Setelah beberapa minggu menginap di Area 51, menjalani berbagai akhirnya hari yang kami tunggu-tunggu tiba. Kami akan di terbangkan ke dunia lain melalui gerhana yang akan terjadi di atas pesisir barat Amerika. AU AS telah mengamankan ruang udara di sana satu jam yang lalu. Karena operasi ini adalah sangat rahasia, kami harus merahasiakannya dari warga sipil, militer asing, atau bahkan musuh bebuyutan operator pasukan khusus seperti wartawan dan pers.

Kami bertiga menaiki pesawat C-130J Super Hercules yang akan membawa kami ke Area Operasi. Pesawat ini sudah di modifikasi agar tahan terhadap tekanan gaya tinggi dan gas tidak dikenal di atmosfer sana. Seharusnya kami menggunakan C-17 Globemaster III, pengganti Super Hercules dengan performa lebih tinggi. Namun anggaran kami hampir habis karena pembuatan satelit orbit dalam, peralatan canggih kami, dan penelitian portal buatan.

Dengan kata lain kami hanya mendapat 'sedikit' dana dari PBB karena mereka tidak begitu tertarik, bahkan ada yang tidak percaya pada itu. Jika kami berhasil mendarat, mereka pasti akan meningkatkan anggaran.

Nama tim ekspedisi kami adalah GREEN Task Force, singkatan dari 'Global REconnaissance ExpeditioNary'. Kami berada di bawah naungan Dewan Keamanan PBB dan seperti namanya, tugas utama kami adalah mengeksplorasi dan mengintai dunia baru. Aku anggota regu nomor 2 sehingga panggilanku adalah GREEN 2, sementara Blade dan Muse adalah GREEN 1 dan 3.

Kami bertiga duduk di kursi di bagian pinggir kabin. Aku hanya terdiam karena raungan mesin pesawat membuatku tak bisa mendengar apa, kecuali percakapan radio yang ada di headset-ku. Setelah menunggu beberapa saat, pesawat mulai bergerak ke landasan pacu.

"Regu GREEN, di sini Homebase, cek kelengkapan!"

Seorang perwira di menara ATC memerintah.

Aku cek semua perlengkapan sebelum memakai masker oksigen. Kami akan melompat dari ketinggian lebih dari 30.000 kaki di atas permukaan darat, jadi masker sangat diperlukan untuk menghindari dekompresi.
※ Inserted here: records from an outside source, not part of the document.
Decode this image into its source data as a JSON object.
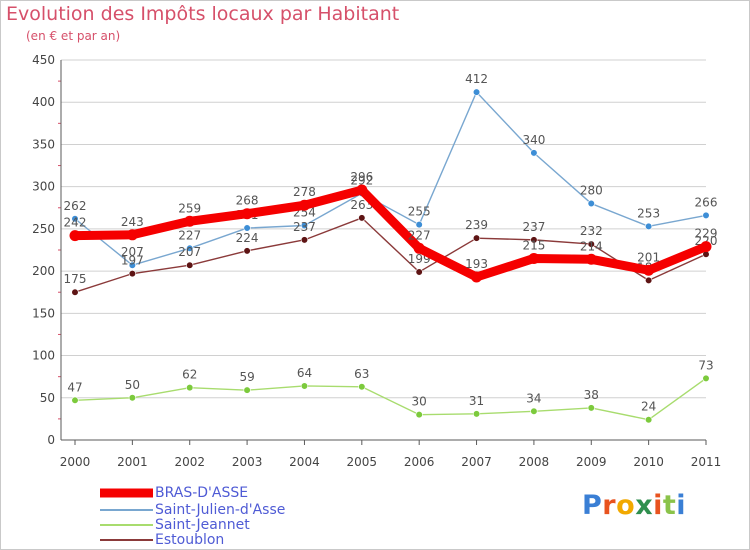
{
  "title": "Evolution des Impôts locaux par Habitant",
  "subtitle": "(en € et par an)",
  "logo": "Proxiti",
  "colors": {
    "title": "#d6506a",
    "axis": "#5a5a5a",
    "grid": "#d0d0d0",
    "legend_text": "#4f5bd5"
  },
  "chart_data": {
    "type": "line",
    "title": "Evolution des Impôts locaux par Habitant",
    "subtitle": "(en € et par an)",
    "xlabel": "",
    "ylabel": "",
    "ylim": [
      0,
      450
    ],
    "yticks": [
      0,
      50,
      100,
      150,
      200,
      250,
      300,
      350,
      400,
      450
    ],
    "grid": "horizontal",
    "legend_position": "bottom-left",
    "x": [
      "2000",
      "2001",
      "2002",
      "2003",
      "2004",
      "2005",
      "2006",
      "2007",
      "2008",
      "2009",
      "2010",
      "2011"
    ],
    "series": [
      {
        "key": "saint-julien",
        "name": "Saint-Julien-d'Asse",
        "color": "#79a7d0",
        "marker": "#3d8ed6",
        "values": [
          262,
          207,
          227,
          251,
          254,
          292,
          255,
          412,
          340,
          280,
          253,
          266
        ],
        "labels": [
          "262",
          "207",
          "227",
          "251",
          "254",
          "292",
          "255",
          "412",
          "340",
          "280",
          "253",
          "266"
        ]
      },
      {
        "key": "saint-jeannet",
        "name": "Saint-Jeannet",
        "color": "#a8dc6e",
        "marker": "#7cca3c",
        "values": [
          47,
          50,
          62,
          59,
          64,
          63,
          30,
          31,
          34,
          38,
          24,
          73
        ],
        "labels": [
          "47",
          "50",
          "62",
          "59",
          "64",
          "63",
          "30",
          "31",
          "34",
          "38",
          "24",
          "73"
        ]
      },
      {
        "key": "estoublon",
        "name": "Estoublon",
        "color": "#8b3a3a",
        "marker": "#5e1414",
        "values": [
          175,
          197,
          207,
          224,
          237,
          263,
          199,
          239,
          237,
          232,
          189,
          220
        ],
        "labels": [
          "175",
          "197",
          "207",
          "224",
          "237",
          "263",
          "199",
          "239",
          "237",
          "232",
          "189",
          "220"
        ]
      },
      {
        "key": "bras-dasse",
        "name": "BRAS-D'ASSE",
        "color": "#f50000",
        "marker": "#f50000",
        "values": [
          242,
          243,
          259,
          268,
          278,
          296,
          227,
          193,
          215,
          214,
          201,
          229
        ],
        "labels": [
          "242",
          "243",
          "259",
          "268",
          "278",
          "296",
          "227",
          "193",
          "215",
          "214",
          "201",
          "229"
        ]
      }
    ],
    "legend_order": [
      "bras-dasse",
      "saint-julien",
      "saint-jeannet",
      "estoublon"
    ]
  }
}
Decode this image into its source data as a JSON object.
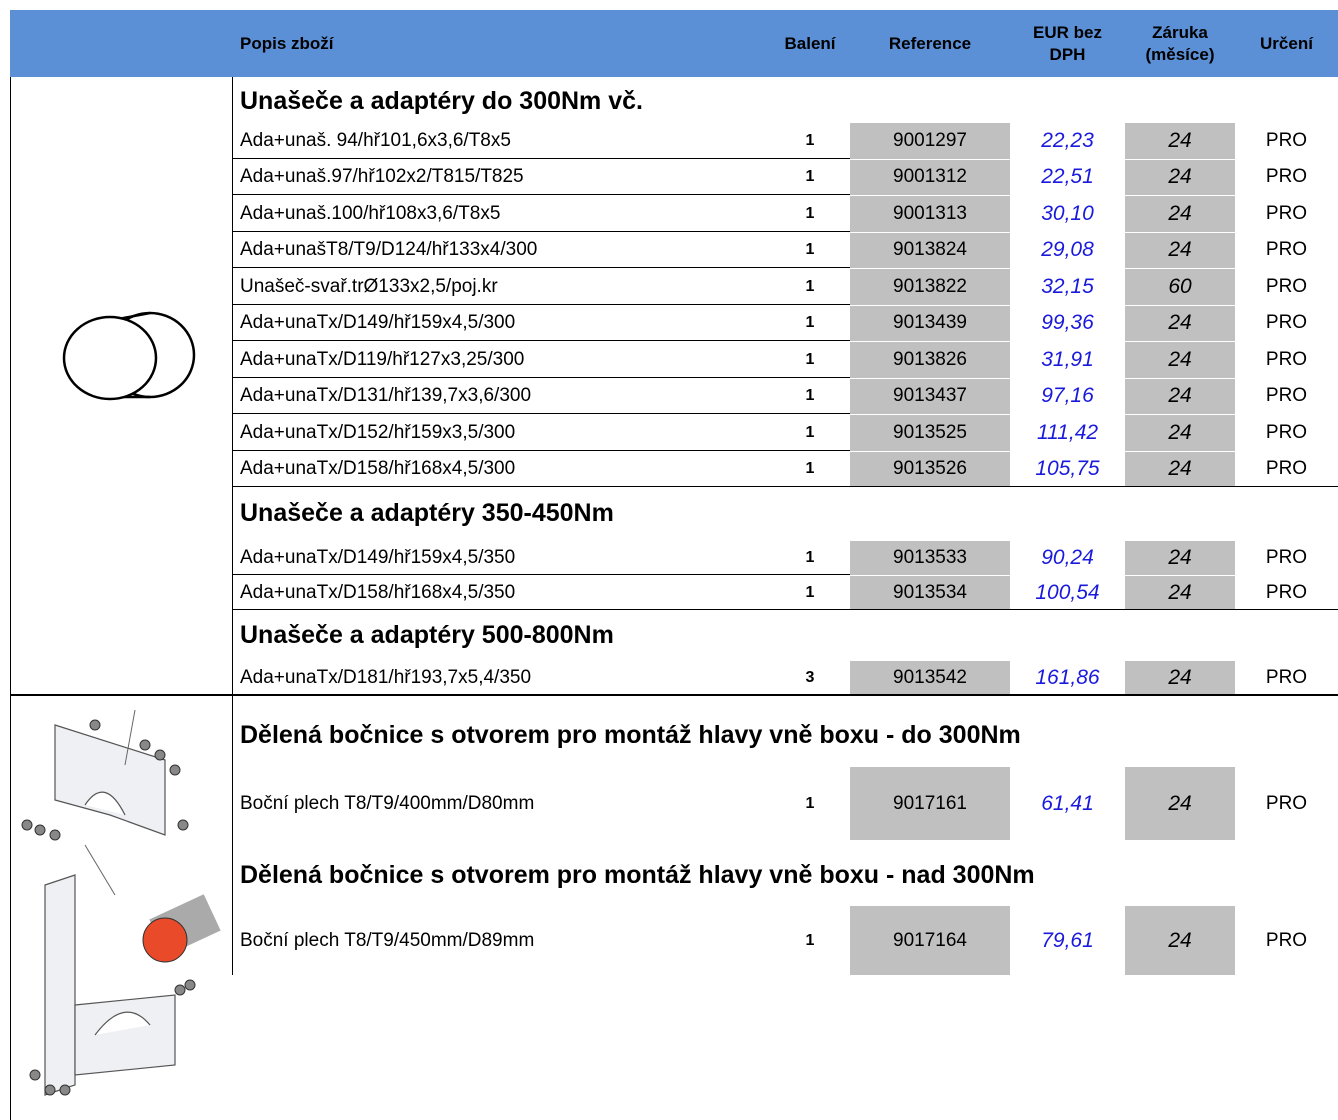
{
  "header": {
    "columns": [
      "Popis zboží",
      "Balení",
      "Reference",
      "EUR bez DPH",
      "Záruka (měsíce)",
      "Určení"
    ]
  },
  "sections": [
    {
      "title": "Unašeče a adaptéry do 300Nm vč.",
      "rows": [
        [
          "Ada+unaš. 94/hř101,6x3,6/T8x5",
          "1",
          "9001297",
          "22,23",
          "24",
          "PRO"
        ],
        [
          "Ada+unaš.97/hř102x2/T815/T825",
          "1",
          "9001312",
          "22,51",
          "24",
          "PRO"
        ],
        [
          "Ada+unaš.100/hř108x3,6/T8x5",
          "1",
          "9001313",
          "30,10",
          "24",
          "PRO"
        ],
        [
          "Ada+unašT8/T9/D124/hř133x4/300",
          "1",
          "9013824",
          "29,08",
          "24",
          "PRO"
        ],
        [
          "Unašeč-svař.trØ133x2,5/poj.kr",
          "1",
          "9013822",
          "32,15",
          "60",
          "PRO"
        ],
        [
          "Ada+unaTx/D149/hř159x4,5/300",
          "1",
          "9013439",
          "99,36",
          "24",
          "PRO"
        ],
        [
          "Ada+unaTx/D119/hř127x3,25/300",
          "1",
          "9013826",
          "31,91",
          "24",
          "PRO"
        ],
        [
          "Ada+unaTx/D131/hř139,7x3,6/300",
          "1",
          "9013437",
          "97,16",
          "24",
          "PRO"
        ],
        [
          "Ada+unaTx/D152/hř159x3,5/300",
          "1",
          "9013525",
          "111,42",
          "24",
          "PRO"
        ],
        [
          "Ada+unaTx/D158/hř168x4,5/300",
          "1",
          "9013526",
          "105,75",
          "24",
          "PRO"
        ]
      ]
    },
    {
      "title": "Unašeče a adaptéry 350-450Nm",
      "rows": [
        [
          "Ada+unaTx/D149/hř159x4,5/350",
          "1",
          "9013533",
          "90,24",
          "24",
          "PRO"
        ],
        [
          "Ada+unaTx/D158/hř168x4,5/350",
          "1",
          "9013534",
          "100,54",
          "24",
          "PRO"
        ]
      ]
    },
    {
      "title": "Unašeče a adaptéry 500-800Nm",
      "rows": [
        [
          "Ada+unaTx/D181/hř193,7x5,4/350",
          "3",
          "9013542",
          "161,86",
          "24",
          "PRO"
        ]
      ]
    },
    {
      "title": "Dělená bočnice s otvorem pro montáž hlavy vně boxu - do 300Nm",
      "rows": [
        [
          "Boční plech T8/T9/400mm/D80mm",
          "1",
          "9017161",
          "61,41",
          "24",
          "PRO"
        ]
      ]
    },
    {
      "title": "Dělená bočnice s otvorem pro montáž hlavy vně boxu - nad 300Nm",
      "rows": [
        [
          "Boční plech T8/T9/450mm/D89mm",
          "1",
          "9017164",
          "79,61",
          "24",
          "PRO"
        ]
      ]
    }
  ]
}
Aku mengecek ulang masker supaya benar-benar berkerja.

"GREEN 1, siap!"

"GREEN 2, menunggu perintah!"

"GREEN 3, siap melompat ke neraka!"

"Semua unit telah melapor. Regu GREEN semoga berhasil!"

Kata perwira itu sebelum menghubungi pilot pesawat kami.

"Courier 2-6, disini Homebase. Diijinkan untuk lepas landas!"

"Disini Courier 2-6, roger that!"

Jawab si pilot. Syukurlah dia bukan orang yang seminggu lalu mengantarku ke Nevada.

"Tuan-tuan, nama saya Evan Wolcott. Hari ini, saya akan bertindak sebagai pilot anda dalam penerbangan ini."

"Dan aku co-pilot-mu, Deejay!"

Kutarik kata-kataku....

Kemudian aku mendengar seperti suara orang ditempeleng di radio.

"Shut the fuck up!"

"Definitely, sir...."

Evan berdehem lalu melanjutkan pengumumannya.

"Anda sekalian akan diterjunkan dari ketinggian tiga ratus kaki di atas permukaan laut, dan penerbangan diprediksi cukup berawan dengan turbulensi ringan. Jadi mohon kencangkan sabuk pengaman dan jangan meninggalkan kursi sebelum kita sampai di tujuan. Saya mengingatkan Anda bahwa ini adalah penerbangan bebas asap rokok. Dan seperti biasa, kantong muntah berada di bawah kursi Anda. Atas nama co-pilot Daniel Jackson dan awak yang bertugas kami ucapkan selamat menikmati penerbangan Anda bersama Courier 2-6 Airlines."

Kami tertawa kecil setelah mendengar pidato singkat itu.

Setelah pesawat berada di posisi sempurna untuk lepas landas, si pilot mulai menaikkan kecepatan. Keempat Mesin turboprop mendorong mesin terbang besar ini dengan kecepatan tinggi sampai lepas landas. Setelah naik beberapa kaki, roda pesawat dinaikkan dan pesawat menanjak lebih tinggi.

Aku menatap ke luar jendela dan melihat sebagian Benua Amerika Utara di bawah dan bentuk bumi mulai kelihatan melingkar. Jujur, aku tidak habis pikir bagaimana orang masih berpikir kalau bumi itu datar. Apa mereka bolos saat pelajaran Sains?

Setelah mencapai ketinggian tertinggi yang dapat dicapai Super Hercules, aku melihatnya...lubang berwarna hitam yang menganga di angkasa, di depan matahari yang ditutupi bulan.

"Ini dia tuan-tuan..." Aku mendengar suara Blade bicara. "Ini adalah satu langkah kecil bagi tiga orang pria, dan satu lompatan besar untuk umat manusia."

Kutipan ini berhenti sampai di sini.